Somos muchos y en muchos lugares haciendo más o menos lo mismo (buscar vacíos que guardan algo), unos escogen instalaciones industriales abandonadas, otros ciudades enteras como en el caso de Detroit, ejemplo de peregrinación de muchos fotógrafos con la intención de inmortalizar la (estética) decadencia de una ciudad abandonada a su suerte; otros, los más locos, internándose incluso en Chernóbil; en mi caso, desde luego algo más inocente y liviano, ha consistido en la zona rural de donde soy originario, el Camp d’Elx. Una gran extensión, entre la ciudad y el mar, con una docena de pequeñas pedanías o aldeas y miles de casas de campo tradicionales (más otros miles de chalets donde los ilicitanos pasan sus fines de semana) diseminadas entre palmeras, granados, limoneros y huerta, y casi todas ceñidas a un mismo modelo constructivo: casa de una planta sin vallar de unos cien metros cuadrados con tejado a dos aguas de teja plana y con una porchada cerrada por uno de sus lados, por lo general el que más solana soporta, el de poniente.

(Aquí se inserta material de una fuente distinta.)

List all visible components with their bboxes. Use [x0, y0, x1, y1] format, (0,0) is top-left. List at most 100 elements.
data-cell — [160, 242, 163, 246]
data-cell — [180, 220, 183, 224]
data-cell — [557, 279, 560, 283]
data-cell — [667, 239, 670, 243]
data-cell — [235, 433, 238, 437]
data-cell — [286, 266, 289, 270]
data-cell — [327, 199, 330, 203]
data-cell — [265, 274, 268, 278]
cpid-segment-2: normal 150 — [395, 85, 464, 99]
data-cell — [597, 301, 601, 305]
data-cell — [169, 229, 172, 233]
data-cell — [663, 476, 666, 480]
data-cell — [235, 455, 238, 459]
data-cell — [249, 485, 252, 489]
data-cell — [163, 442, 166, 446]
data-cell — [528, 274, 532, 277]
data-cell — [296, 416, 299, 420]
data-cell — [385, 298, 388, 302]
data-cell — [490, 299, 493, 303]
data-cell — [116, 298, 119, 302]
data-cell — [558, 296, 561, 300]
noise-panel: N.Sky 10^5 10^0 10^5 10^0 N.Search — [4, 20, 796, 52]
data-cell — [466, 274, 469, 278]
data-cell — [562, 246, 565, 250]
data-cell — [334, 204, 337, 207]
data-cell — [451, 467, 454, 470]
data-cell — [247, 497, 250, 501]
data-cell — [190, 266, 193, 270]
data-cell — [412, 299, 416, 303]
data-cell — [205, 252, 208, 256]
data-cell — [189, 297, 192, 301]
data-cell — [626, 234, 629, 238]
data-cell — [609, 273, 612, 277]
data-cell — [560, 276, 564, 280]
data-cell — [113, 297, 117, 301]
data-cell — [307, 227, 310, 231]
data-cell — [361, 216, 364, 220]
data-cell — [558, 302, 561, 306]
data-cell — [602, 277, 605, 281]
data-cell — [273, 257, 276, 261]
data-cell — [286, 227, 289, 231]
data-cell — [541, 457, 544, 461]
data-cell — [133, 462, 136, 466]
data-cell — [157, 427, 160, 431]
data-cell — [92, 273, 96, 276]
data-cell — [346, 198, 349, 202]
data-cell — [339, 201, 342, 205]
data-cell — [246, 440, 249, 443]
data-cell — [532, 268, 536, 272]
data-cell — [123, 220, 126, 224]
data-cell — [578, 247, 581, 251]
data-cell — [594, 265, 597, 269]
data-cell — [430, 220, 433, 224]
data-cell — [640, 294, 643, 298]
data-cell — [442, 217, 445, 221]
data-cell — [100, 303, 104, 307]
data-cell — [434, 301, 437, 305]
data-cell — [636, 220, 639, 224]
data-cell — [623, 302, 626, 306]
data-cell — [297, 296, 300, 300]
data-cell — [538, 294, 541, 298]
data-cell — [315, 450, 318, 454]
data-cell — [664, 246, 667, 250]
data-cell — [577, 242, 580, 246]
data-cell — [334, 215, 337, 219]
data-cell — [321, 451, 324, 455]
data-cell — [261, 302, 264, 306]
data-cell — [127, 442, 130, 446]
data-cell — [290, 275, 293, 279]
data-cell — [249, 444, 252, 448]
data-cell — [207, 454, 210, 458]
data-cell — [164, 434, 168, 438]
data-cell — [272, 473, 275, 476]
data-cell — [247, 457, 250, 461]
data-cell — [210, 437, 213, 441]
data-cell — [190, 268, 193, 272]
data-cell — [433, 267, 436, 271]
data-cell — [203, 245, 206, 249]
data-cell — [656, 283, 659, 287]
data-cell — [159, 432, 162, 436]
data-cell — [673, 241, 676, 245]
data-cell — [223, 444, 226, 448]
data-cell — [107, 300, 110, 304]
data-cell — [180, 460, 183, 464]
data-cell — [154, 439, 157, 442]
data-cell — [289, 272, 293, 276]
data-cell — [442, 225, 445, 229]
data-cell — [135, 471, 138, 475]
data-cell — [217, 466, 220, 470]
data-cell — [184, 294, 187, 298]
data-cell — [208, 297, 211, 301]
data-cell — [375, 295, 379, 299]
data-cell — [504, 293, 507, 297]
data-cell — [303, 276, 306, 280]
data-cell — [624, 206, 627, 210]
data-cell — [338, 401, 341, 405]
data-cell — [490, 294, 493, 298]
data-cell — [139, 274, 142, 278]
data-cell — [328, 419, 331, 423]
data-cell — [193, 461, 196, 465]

Muchas de esas antiguas casas de labradores están todavía completamente en pie pero totalmente deshabitadas, una parte de ellas incluso con casi todo su mobiliario, como si sus inquilinos se hubieran marchado antes de ayer, con la mesa puesta, la cama sin hacer, el crucifijo descolocado, las estancias desordenadas y sin barrer, algunas abarrotadas de cosas, síntoma de que su última dedicación no fue la de cobijar almas sino la de convertirse en almacén o trastero, y de las cosas más inverosímiles.

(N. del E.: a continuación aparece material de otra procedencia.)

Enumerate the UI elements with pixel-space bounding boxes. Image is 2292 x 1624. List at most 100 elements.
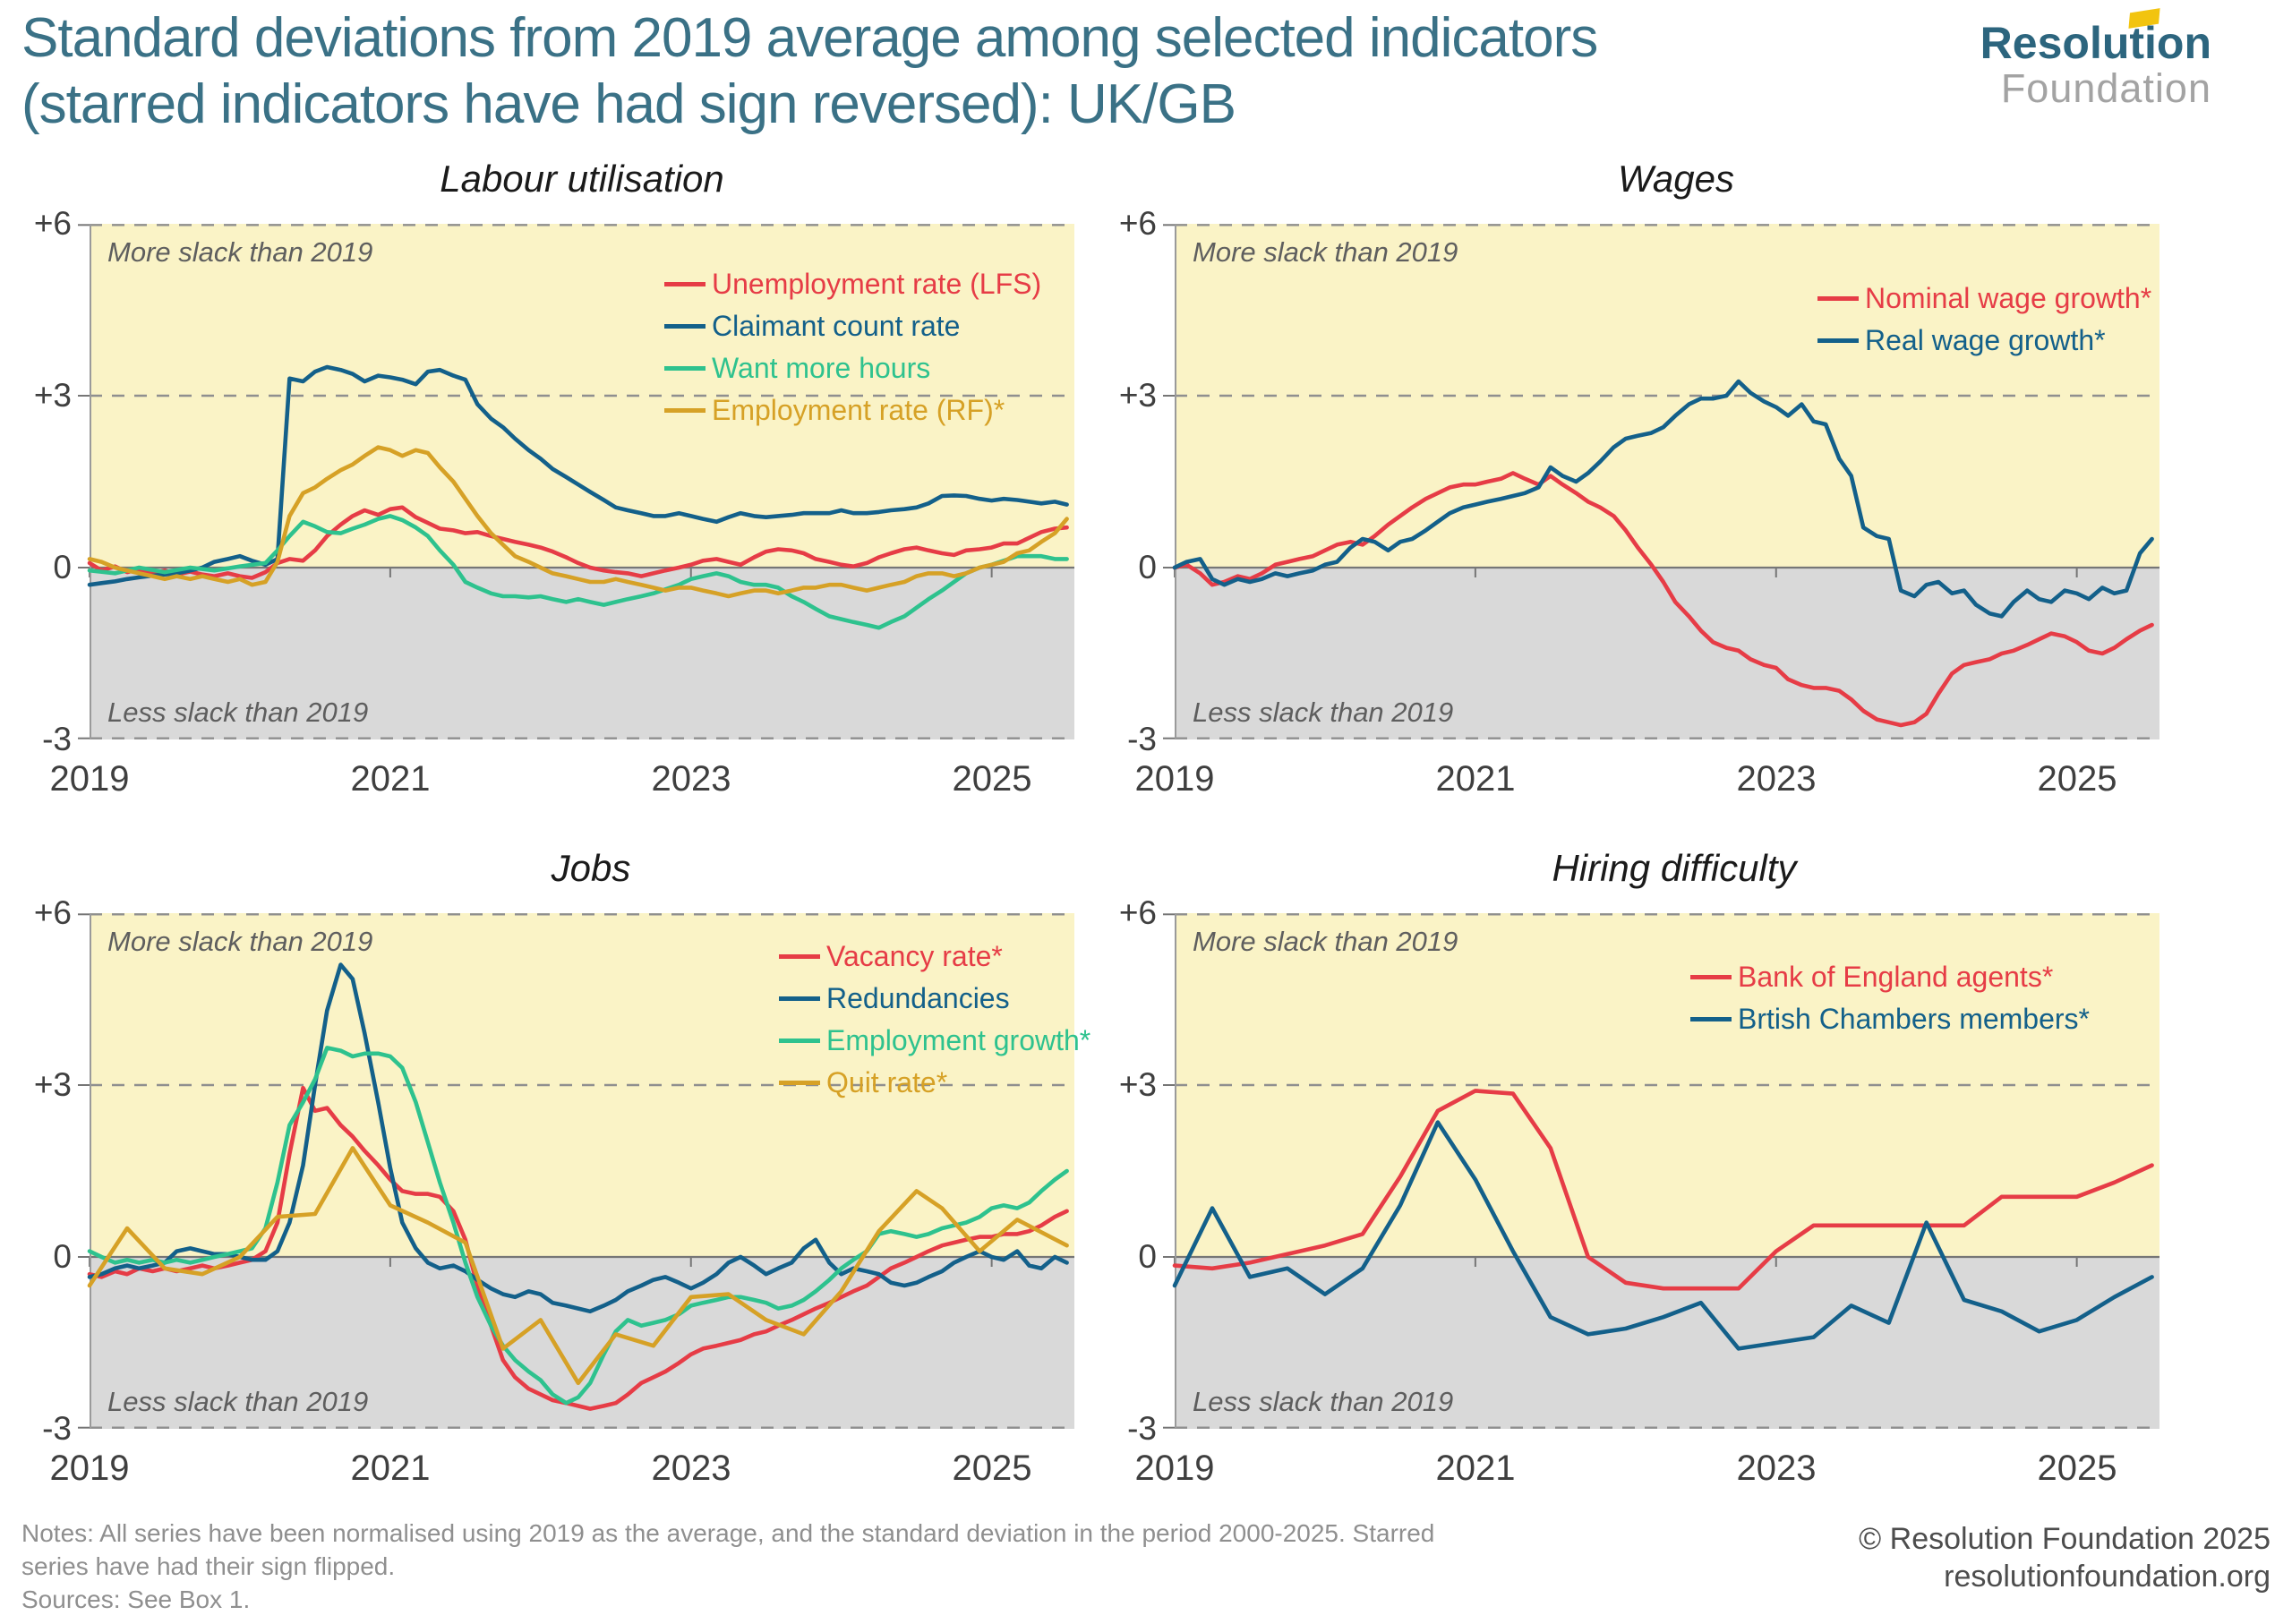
line-bank-of-england-agents bbox=[1172, 1089, 2154, 1291]
panel-title-wages: Wages bbox=[1618, 158, 1734, 200]
plot-jobs: +6 +3 0 -3 2019 2021 2023 2025 More slac… bbox=[34, 894, 1090, 1488]
annotation-less-slack: Less slack than 2019 bbox=[107, 697, 369, 728]
x-tick-label: 2023 bbox=[1736, 1449, 1817, 1488]
line-claimant-count-rate bbox=[87, 364, 1069, 587]
line-nominal-wage-growth bbox=[1172, 471, 2154, 728]
line-employment-growth bbox=[87, 1046, 1069, 1406]
chart-canvas-jobs bbox=[78, 913, 1074, 1429]
x-tick-label: 2019 bbox=[1134, 1449, 1215, 1488]
x-tick-label: 2019 bbox=[49, 1449, 130, 1488]
y-tick-label: +3 bbox=[33, 1066, 72, 1103]
y-tick-label: +6 bbox=[1118, 205, 1157, 242]
y-tick-label: -3 bbox=[42, 721, 72, 757]
legend-label: Redundancies bbox=[826, 982, 1010, 1014]
legend-label: Nominal wage growth* bbox=[1865, 282, 2152, 314]
legend-item-employment-growth: Employment growth* bbox=[779, 1020, 1090, 1062]
line-unemployment-rate-lfs bbox=[87, 505, 1069, 580]
legend-item-claimant-count-rate: Claimant count rate bbox=[664, 305, 1041, 347]
legend-label: Vacancy rate* bbox=[826, 940, 1003, 972]
legend-label: Brtish Chambers members* bbox=[1738, 1003, 2090, 1035]
legend-item-want-more-hours: Want more hours bbox=[664, 347, 1041, 389]
y-tick-label: -3 bbox=[1127, 721, 1157, 757]
legend-labour-utilisation: Unemployment rate (LFS) Claimant count ra… bbox=[664, 263, 1041, 432]
x-tick-label: 2025 bbox=[2037, 759, 2117, 799]
y-tick-label: +3 bbox=[1118, 1066, 1157, 1103]
legend-label: Want more hours bbox=[712, 352, 931, 384]
logo-wordmark: Resolution bbox=[1980, 8, 2211, 68]
legend-swatch-icon bbox=[1690, 975, 1732, 979]
y-tick-label: -3 bbox=[42, 1410, 72, 1447]
copyright-line2: resolutionfoundation.org bbox=[1944, 1560, 2271, 1594]
notes-line2: series have had their sign flipped. bbox=[21, 1552, 396, 1580]
legend-swatch-icon bbox=[664, 408, 706, 413]
chart-canvas-wages bbox=[1163, 224, 2159, 739]
legend-item-unemployment-rate-lfs: Unemployment rate (LFS) bbox=[664, 263, 1041, 305]
resolution-foundation-logo: Resolution Foundation bbox=[1980, 8, 2211, 111]
plot-labour-utilisation: +6 +3 0 -3 2019 2021 2023 2025 More slac… bbox=[34, 205, 1074, 799]
chart-canvas-labour-utilisation bbox=[78, 224, 1074, 739]
legend-label: Real wage growth* bbox=[1865, 324, 2106, 356]
x-tick-label: 2019 bbox=[1134, 759, 1215, 799]
legend-label: Unemployment rate (LFS) bbox=[712, 268, 1042, 300]
x-tick-label: 2021 bbox=[1435, 1449, 1516, 1488]
x-tick-label: 2021 bbox=[1435, 759, 1516, 799]
y-tick-label: +3 bbox=[1118, 377, 1157, 414]
y-tick-label: +6 bbox=[33, 205, 72, 242]
legend-swatch-icon bbox=[779, 1081, 820, 1085]
legend-item-nominal-wage-growth: Nominal wage growth* bbox=[1817, 278, 2151, 320]
chart-canvas-hiring-difficulty bbox=[1163, 913, 2159, 1429]
annotation-more-slack: More slack than 2019 bbox=[1193, 236, 1458, 268]
plot-wages: +6 +3 0 -3 2019 2021 2023 2025 More slac… bbox=[1119, 205, 2159, 799]
legend-label: Claimant count rate bbox=[712, 310, 961, 342]
legend-swatch-icon bbox=[779, 1039, 820, 1043]
legend-swatch-icon bbox=[664, 366, 706, 371]
line-british-chambers-members bbox=[1172, 1120, 2154, 1351]
x-tick-label: 2019 bbox=[49, 759, 130, 799]
y-tick-label: 0 bbox=[1138, 549, 1157, 585]
sources-line: Sources: See Box 1. bbox=[21, 1586, 251, 1613]
panel-title-jobs: Jobs bbox=[551, 847, 631, 889]
legend-wages: Nominal wage growth* Real wage growth* bbox=[1817, 278, 2151, 362]
plot-hiring-difficulty: +6 +3 0 -3 2019 2021 2023 2025 More slac… bbox=[1119, 894, 2159, 1488]
annotation-more-slack: More slack than 2019 bbox=[107, 236, 373, 268]
legend-label: Employment growth* bbox=[826, 1024, 1091, 1056]
legend-swatch-icon bbox=[1817, 296, 1859, 301]
legend-swatch-icon bbox=[664, 324, 706, 329]
annotation-less-slack: Less slack than 2019 bbox=[1193, 697, 1454, 728]
legend-swatch-icon bbox=[779, 954, 820, 959]
legend-item-real-wage-growth: Real wage growth* bbox=[1817, 320, 2151, 362]
page-title: Standard deviations from 2019 average am… bbox=[21, 5, 1598, 138]
annotation-less-slack: Less slack than 2019 bbox=[1193, 1386, 1454, 1417]
x-tick-label: 2021 bbox=[350, 1449, 431, 1488]
legend-swatch-icon bbox=[779, 996, 820, 1001]
y-tick-label: +3 bbox=[33, 377, 72, 414]
notes-line1: Notes: All series have been normalised u… bbox=[21, 1519, 1435, 1547]
legend-hiring-difficulty: Bank of England agents* Brtish Chambers m… bbox=[1690, 956, 2090, 1040]
line-redundancies bbox=[87, 962, 1069, 1314]
line-quit-rate bbox=[87, 1146, 1069, 1386]
annotation-less-slack: Less slack than 2019 bbox=[107, 1386, 369, 1417]
legend-label: Bank of England agents* bbox=[1738, 961, 2054, 993]
legend-label: Quit rate* bbox=[826, 1066, 948, 1098]
legend-item-bank-of-england-agents: Bank of England agents* bbox=[1690, 956, 2090, 998]
annotation-more-slack: More slack than 2019 bbox=[1193, 926, 1458, 957]
copyright: © Resolution Foundation 2025 resolutionf… bbox=[1859, 1520, 2271, 1595]
logo-text-resolution: Resolution bbox=[1980, 18, 2211, 68]
legend-swatch-icon bbox=[1690, 1017, 1732, 1021]
legend-swatch-icon bbox=[1817, 338, 1859, 343]
y-tick-label: 0 bbox=[53, 549, 72, 585]
line-real-wage-growth bbox=[1172, 379, 2154, 619]
x-tick-label: 2023 bbox=[651, 1449, 731, 1488]
footnotes: Notes: All series have been normalised u… bbox=[21, 1517, 1434, 1616]
line-employment-rate-rf bbox=[87, 445, 1069, 599]
x-tick-label: 2025 bbox=[952, 759, 1032, 799]
panel-title-labour-utilisation: Labour utilisation bbox=[440, 158, 724, 200]
line-want-more-hours bbox=[87, 514, 1069, 630]
legend-item-redundancies: Redundancies bbox=[779, 978, 1090, 1020]
y-tick-label: -3 bbox=[1127, 1410, 1157, 1447]
y-tick-label: +6 bbox=[1118, 894, 1157, 931]
legend-item-british-chambers-members: Brtish Chambers members* bbox=[1690, 998, 2090, 1040]
annotation-more-slack: More slack than 2019 bbox=[107, 926, 373, 957]
legend-jobs: Vacancy rate* Redundancies Employment grow… bbox=[779, 936, 1090, 1104]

Cuando sus moradores se fueron la mayoría tabicaron sus puertas y ventanas, en general de forma rudimentaria y a desgana, pero el aislamiento les duró poco pues la mayoría han sido asaltadas. Y es a partir de ahí donde hemos ido apareciendo diferentes especies de alimañas en busca de botín. En mi caso el éxito de la recompensa ha dependido de dos variables: la riqueza (estética) del lugar y la capacidad (artística) para arrebatarla. Y de eso ha ido el juego, que ha sido una pequeña aventura, la de buscar pecios terrestres tratando de llevarme todo lo que se pueda sin tocar nada ni dejar rastro, algunas veces bajo riesgo de que algún techo o muro se me viniera encima.

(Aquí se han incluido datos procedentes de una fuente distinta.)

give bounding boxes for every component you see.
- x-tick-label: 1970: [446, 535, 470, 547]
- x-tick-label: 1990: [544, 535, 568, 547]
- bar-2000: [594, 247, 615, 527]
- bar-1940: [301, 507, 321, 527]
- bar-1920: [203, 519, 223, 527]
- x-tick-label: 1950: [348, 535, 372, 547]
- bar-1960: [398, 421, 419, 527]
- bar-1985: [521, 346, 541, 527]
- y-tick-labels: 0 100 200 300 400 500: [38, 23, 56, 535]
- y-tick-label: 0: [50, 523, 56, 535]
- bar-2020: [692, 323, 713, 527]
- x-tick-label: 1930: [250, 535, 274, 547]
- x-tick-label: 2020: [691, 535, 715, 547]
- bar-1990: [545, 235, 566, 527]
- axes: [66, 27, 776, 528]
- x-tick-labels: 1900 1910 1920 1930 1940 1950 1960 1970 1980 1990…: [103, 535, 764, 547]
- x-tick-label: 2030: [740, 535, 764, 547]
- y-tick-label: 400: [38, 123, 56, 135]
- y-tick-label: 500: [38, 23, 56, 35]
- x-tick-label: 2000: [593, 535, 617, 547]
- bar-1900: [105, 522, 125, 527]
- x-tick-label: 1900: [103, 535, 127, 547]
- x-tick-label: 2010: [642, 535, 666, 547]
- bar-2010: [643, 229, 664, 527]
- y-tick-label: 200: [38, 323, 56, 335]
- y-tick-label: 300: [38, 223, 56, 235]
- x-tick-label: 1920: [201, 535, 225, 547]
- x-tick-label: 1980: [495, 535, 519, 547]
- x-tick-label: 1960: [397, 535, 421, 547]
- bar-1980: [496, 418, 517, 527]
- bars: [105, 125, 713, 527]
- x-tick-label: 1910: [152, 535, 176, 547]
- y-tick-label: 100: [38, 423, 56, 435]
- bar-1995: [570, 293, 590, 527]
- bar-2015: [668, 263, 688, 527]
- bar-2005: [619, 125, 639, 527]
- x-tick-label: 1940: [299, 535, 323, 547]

Espacios vacíos, silenciosos, solitarios, secos y abrasados por el sol que poco a poco han ido seduciéndome con más fuerza; estar y transitar por ellos, también en soledad, contemplando toda esa memoria en apariencia congelada pero que de forma inexorable va camino de su extinción. Ley de todas las cosas, aparecer, transitar, dejar una huella más o menos perdurable y volver a desaparecer.
A través de imágenes, por medio de una arqueología mínima, ir en busca de la posible magia o poesía que todavía guardan algunos lugares antes de que del todo se pierda y la memoria se olvide de todo.